Kapulo mine La mine de Kapulo
- Location: Pweto, Haut-Katanga, DR Congo; 8°18′47″S 29°14′02″E﻿ / ﻿8.313°S 29.234°E;
- Products: Copper Silver

= Kapulo mine =

The Kapulo mine (French: La mine de Kapulo) is a cassiterite mine and a planned copper mine in the Democratic Republic of the Congo. It is located near a village of the same name.

In 2007 one of the two remaining full FARDC brigades in Katanga was stationed in Pweto Territory. This brigade, the 62nd, was illegally exploiting the Cassiterite mine in Kapulo. The ore is exported through the Musosa, Moba Territory border crossing into Zambia, bypassing customs posts.

The Australian mining company Mawson West acquired the rights to a copper mine in the area from Anvil Mining in May 2010.
The ore deposit is on the eastern edge the Katanga sedimentary basin, and is north of the main copper belt in the Kundelungu Plateau zone. There are two ore zones, Shaba and Safari, separated by the 60 km long Kapulo fault.

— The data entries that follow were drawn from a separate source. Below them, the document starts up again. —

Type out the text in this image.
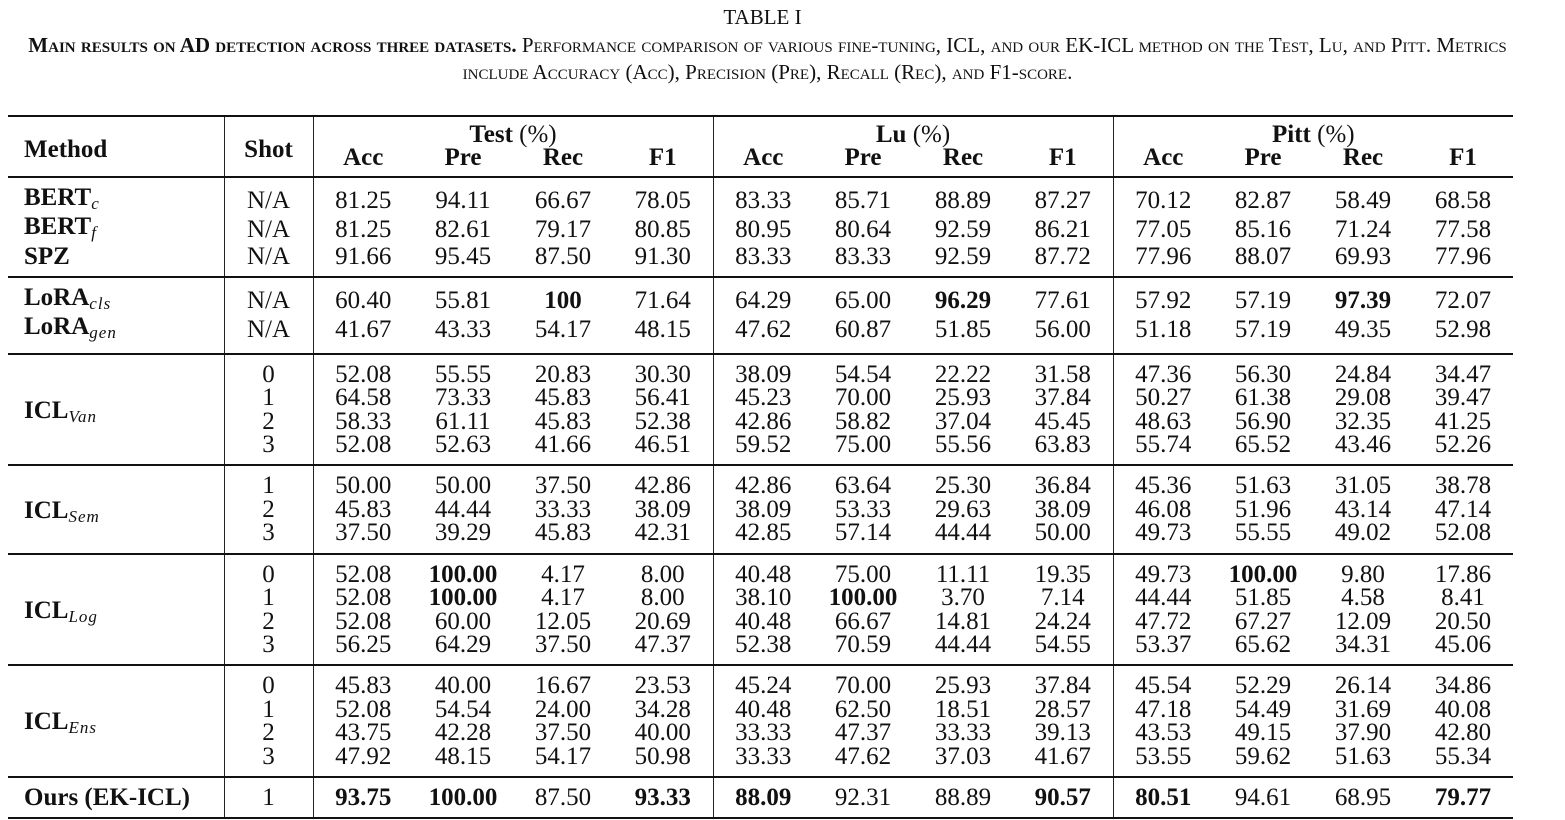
TABLE I
Main results on AD detection across three datasets. Performance comparison of various fine-tuning, ICL, and our EK-ICL method on the Test, Lu, and Pitt. Metrics include Accuracy (Acc), Precision (Pre), Recall (Rec), and F1-score.
Method	Shot	Test (%)				Lu (%)				Pitt (%)			
		Acc	Pre	Rec	F1	Acc	Pre	Rec	F1	Acc	Pre	Rec	F1
$BERT_c$	N/A	81.25	94.11	66.67	78.05	83.33	85.71	88.89	87.27	70.12	82.87	58.49	68.58
$BERT_f$	N/A	81.25	82.61	79.17	80.85	80.95	80.64	92.59	86.21	77.05	85.16	71.24	77.58
SPZ	N/A	91.66	95.45	87.50	91.30	83.33	83.33	92.59	87.72	77.96	88.07	69.93	77.96
LoRA$_{cls}$	N/A	60.40	55.81	100	71.64	64.29	65.00	96.29	77.61	57.92	57.19	97.39	72.07
LoRA$_{gen}$	N/A	41.67	43.33	54.17	48.15	47.62	60.87	51.85	56.00	51.18	57.19	49.35	52.98
$ICL_{Van}$	0	52.08	55.55	20.83	30.30	38.09	54.54	22.22	31.58	47.36	56.30	24.84	34.47
	1	64.58	73.33	45.83	56.41	45.23	70.00	25.93	37.84	50.27	61.38	29.08	39.47
	2	58.33	61.11	45.83	52.38	42.86	58.82	37.04	45.45	48.63	56.90	32.35	41.25
	3	52.08	52.63	41.66	46.51	59.52	75.00	55.56	63.83	55.74	65.52	43.46	52.26
$ICL_{Sem}$	1	50.00	50.00	37.50	42.86	42.86	63.64	25.30	36.84	45.36	51.63	31.05	38.78
	2	45.83	44.44	33.33	38.09	38.09	53.33	29.63	38.09	46.08	51.96	43.14	47.14
	3	37.50	39.29	45.83	42.31	42.85	57.14	44.44	50.00	49.73	55.55	49.02	52.08
$ICL_{Log}$	0	52.08	100.00	4.17	8.00	40.48	75.00	11.11	19.35	49.73	100.00	9.80	17.86
	1	52.08	100.00	4.17	8.00	38.10	100.00	3.70	7.14	44.44	51.85	4.58	8.41
	2	52.08	60.00	12.05	20.69	40.48	66.67	14.81	24.24	47.72	67.27	12.09	20.50
	3	56.25	64.29	37.50	47.37	52.38	70.59	44.44	54.55	53.37	65.62	34.31	45.06
$ICL_{Ens}$	0	45.83	40.00	16.67	23.53	45.24	70.00	25.93	37.84	45.54	52.29	26.14	34.86
	1	52.08	54.54	24.00	34.28	40.48	62.50	18.51	28.57	47.18	54.49	31.69	40.08
	2	43.75	42.28	37.50	40.00	33.33	47.37	33.33	39.13	43.53	49.15	37.90	42.80
	3	47.92	48.15	54.17	50.98	33.33	47.62	37.03	41.67	53.55	59.62	51.63	55.34
Ours (EK-ICL)	1	93.75	100.00	87.50	93.33	88.09	92.31	88.89	90.57	80.51	94.61	68.95	79.77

In July 2011, Mawson West announced that a feasibility study for an open cut copper mine at Kapulo had given positive results.
The find was valued at $141 million.
Basic reserves are estimated at 200,000 tonnes of copper metal and 1.8 million ounces silver.

Assuming construction started immediately, a processing plant could start operations in November 2012. There could be further potential underground and elsewhere along the Kapulo fault.
Infrastructure would include plant and buildings at the mine, a water dam and tailings storage facility.
The company would upgrade the road from Pweto to improve access to the Pweto airstrip, which is 45 minutes by road away from the mine. Mining was begun at Kapulo in 2015, but suspended in 2016, due to low copper prices.

Facing financial difficulties, Mawson West, along with the Kapulo mine, was acquired by a subsidiary of Trafigura in 2016.